Her biggest challenge in the lead-up to the 2012 election, however, was to apologise publicly for her father's authoritarian rule and the military coup of 1960 through which he had seized power. To many supporters of liberal democracy, especially the younger generations in their 20s and 30s, she was seen largely as the daughter of a dictator and thus fundamentally an impediment to South Korea's democratic future. The fact that Park received more than the majority of the vote from those who turned out in this election - 75.8 per cent - is an indication that the Park Chung-hee legacy, both good and bad, is now in the past.
Another major factor, from which we can find answers to the questions I have raised, has been Park's newly articulated leadership approach, which she promotes as ''Mother Leadership'', or ''Woman Leadership''. Mother Leadership, according to Park, is akin to a mother's devotion and care for her family. Throughout her campaign, she repeatedly claimed that the Korean people were her ''only family'' as she had no family of her own, and thus she claimed to be in politics to make the Korean people happy. Park's portrayal of her motherly leadership, with an emphasis on feminine attentiveness and preparedness, was very effective in encouraging women to vote for her.
By pledging to help women, for example, to return to work by establishing ''career coaching'' centres, and to train a hundred thousand female workers by 2017, Park motivated many women to envision a more gender-balanced workplace. In Korea the gender pay gap is the biggest among OECD members.
She also pledged to increase in stages the ratio of females in cabinet ministries and governmental committees by changing male-oriented power structures. The resultant increase in her share of the female vote, obtaining 51.1 per cent, 3.2 percentage points more than Moon (47.9 per cent), clearly helped her victory.

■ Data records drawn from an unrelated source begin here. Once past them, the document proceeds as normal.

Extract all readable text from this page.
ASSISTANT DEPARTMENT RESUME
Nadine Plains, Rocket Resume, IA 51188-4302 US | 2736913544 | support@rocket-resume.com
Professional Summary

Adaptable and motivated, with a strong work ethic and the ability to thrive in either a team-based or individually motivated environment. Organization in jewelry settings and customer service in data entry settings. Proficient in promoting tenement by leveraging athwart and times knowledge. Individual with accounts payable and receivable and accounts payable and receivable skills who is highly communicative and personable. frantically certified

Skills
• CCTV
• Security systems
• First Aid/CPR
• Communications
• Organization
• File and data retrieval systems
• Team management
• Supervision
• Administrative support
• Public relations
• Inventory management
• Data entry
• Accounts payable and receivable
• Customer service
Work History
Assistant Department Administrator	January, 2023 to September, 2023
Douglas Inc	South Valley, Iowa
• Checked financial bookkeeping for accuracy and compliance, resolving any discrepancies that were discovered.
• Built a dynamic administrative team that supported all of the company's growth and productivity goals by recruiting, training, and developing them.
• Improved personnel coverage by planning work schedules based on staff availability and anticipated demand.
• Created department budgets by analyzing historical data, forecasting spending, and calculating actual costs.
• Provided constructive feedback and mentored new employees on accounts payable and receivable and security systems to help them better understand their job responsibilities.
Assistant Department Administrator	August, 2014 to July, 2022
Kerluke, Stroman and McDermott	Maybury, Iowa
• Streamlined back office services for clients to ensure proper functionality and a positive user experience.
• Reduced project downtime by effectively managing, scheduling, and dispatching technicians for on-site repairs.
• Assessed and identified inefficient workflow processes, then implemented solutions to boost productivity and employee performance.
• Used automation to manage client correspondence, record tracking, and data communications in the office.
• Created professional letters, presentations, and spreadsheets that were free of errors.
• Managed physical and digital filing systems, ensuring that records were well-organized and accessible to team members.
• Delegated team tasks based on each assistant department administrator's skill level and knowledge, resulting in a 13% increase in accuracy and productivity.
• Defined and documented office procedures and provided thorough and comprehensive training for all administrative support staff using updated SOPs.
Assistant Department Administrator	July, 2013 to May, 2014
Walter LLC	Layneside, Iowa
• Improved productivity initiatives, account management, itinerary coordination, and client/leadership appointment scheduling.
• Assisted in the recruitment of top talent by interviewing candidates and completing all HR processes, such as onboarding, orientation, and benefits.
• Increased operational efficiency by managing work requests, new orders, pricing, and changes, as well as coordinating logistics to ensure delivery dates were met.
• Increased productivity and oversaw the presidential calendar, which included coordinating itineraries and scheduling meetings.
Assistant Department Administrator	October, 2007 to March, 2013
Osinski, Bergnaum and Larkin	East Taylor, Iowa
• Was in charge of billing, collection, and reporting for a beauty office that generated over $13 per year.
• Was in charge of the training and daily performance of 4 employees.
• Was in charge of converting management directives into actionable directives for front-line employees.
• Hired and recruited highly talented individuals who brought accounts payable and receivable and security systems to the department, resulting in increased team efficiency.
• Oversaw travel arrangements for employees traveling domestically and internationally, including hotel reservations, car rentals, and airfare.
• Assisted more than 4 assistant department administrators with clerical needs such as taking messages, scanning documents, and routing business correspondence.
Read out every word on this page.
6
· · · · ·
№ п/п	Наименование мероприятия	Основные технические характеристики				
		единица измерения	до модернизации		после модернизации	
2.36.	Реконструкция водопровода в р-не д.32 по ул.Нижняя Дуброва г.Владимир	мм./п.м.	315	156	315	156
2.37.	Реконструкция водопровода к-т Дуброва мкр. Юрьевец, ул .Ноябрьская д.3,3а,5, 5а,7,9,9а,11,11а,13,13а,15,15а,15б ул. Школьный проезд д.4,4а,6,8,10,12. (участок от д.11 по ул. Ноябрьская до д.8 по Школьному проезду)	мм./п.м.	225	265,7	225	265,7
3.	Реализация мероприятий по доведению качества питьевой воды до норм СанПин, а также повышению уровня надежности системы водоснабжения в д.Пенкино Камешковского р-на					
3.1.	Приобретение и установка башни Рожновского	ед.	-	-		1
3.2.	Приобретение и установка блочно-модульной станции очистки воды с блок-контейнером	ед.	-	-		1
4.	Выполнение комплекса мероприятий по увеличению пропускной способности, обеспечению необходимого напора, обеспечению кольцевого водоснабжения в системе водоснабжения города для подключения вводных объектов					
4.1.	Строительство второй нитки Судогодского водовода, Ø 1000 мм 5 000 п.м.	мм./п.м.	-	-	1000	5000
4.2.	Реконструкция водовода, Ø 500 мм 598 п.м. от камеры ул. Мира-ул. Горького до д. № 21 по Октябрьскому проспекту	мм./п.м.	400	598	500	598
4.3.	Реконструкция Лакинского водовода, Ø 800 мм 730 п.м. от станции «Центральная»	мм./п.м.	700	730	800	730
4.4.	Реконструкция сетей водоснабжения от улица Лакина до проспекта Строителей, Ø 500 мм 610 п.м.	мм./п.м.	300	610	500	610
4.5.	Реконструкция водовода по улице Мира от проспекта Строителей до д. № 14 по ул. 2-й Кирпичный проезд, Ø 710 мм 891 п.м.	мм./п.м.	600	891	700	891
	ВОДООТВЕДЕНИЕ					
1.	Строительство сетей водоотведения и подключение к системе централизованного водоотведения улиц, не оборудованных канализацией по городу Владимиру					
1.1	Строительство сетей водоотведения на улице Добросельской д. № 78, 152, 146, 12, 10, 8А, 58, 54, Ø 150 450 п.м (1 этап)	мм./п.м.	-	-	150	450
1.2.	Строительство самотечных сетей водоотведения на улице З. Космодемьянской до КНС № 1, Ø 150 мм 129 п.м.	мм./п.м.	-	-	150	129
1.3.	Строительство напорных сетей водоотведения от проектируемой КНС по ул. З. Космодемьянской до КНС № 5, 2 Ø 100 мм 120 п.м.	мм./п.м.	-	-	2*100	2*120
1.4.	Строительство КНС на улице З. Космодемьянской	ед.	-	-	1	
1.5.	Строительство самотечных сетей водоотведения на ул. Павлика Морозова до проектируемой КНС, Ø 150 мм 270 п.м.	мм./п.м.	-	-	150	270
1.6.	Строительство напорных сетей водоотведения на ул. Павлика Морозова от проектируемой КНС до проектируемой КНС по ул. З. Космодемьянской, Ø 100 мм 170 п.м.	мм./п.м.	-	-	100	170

To what extent this emphasis on motherly leadership will be effective, especially in terms of achieving her promises of ''economic democratisation'', not just for women, but for all Koreans, we will have to wait to see, as she is facing more challenges than she can possibly imagine.
Yet, Park's rise to the presidency unambiguously signals a big step forward taken already by ordinary working people in today's Korea.
Kim Hyung-A is associate professor of Korean politics in the College of Asia and the Pacific at the Australian National University.